The best podcast episodes are those in which two people who sincerely want to help others connect, share stories, and lay out solutions. In this episode, Darol interviews Sarry Ibrahim, a young financial professional from Chicago, and they do just that. Sarry shows listeners can protect their privacy and assets by using a unique investment vehicle. This investment reduces risk, rows tax-deferred, and holds cash so that the investor can pay down debt to include current or future tax liabilities or leverage to diversify their portfolios. Darol applies Sarry’s perspective to asset protection planning.
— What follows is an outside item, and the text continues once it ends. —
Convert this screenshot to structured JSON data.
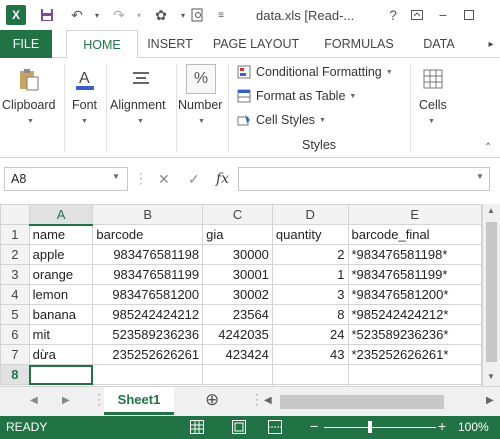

In the estate tax arena, lawyers recommend lifetime gifting to an irrevocable trust to 1) reduce the value of the taxable estate and 2) pay for a future estate tax bill with pennies on the dollar. Lawyers draft the trust. The trust, however, needs an investment that appreciates tax-deferred because irrevocable trusts are taxed at the highest tax bracket. Also, the trust needs a tax-free pay out to the estate to pay for final costs, including tax.
This kind of trust, in a sense, is a replacement for the amount that the estate shrinks due to the tax paid. Wealth replacement can also be used to pay back long-term care costs retroactively for the benefit of the surviving spouse.
This episode will challenge your thinking. Fact-based from the experience of three and a half decades of combined experience, Darol and Sarry make the argument that listeners can build their own family bank that can grow family wealth for generations.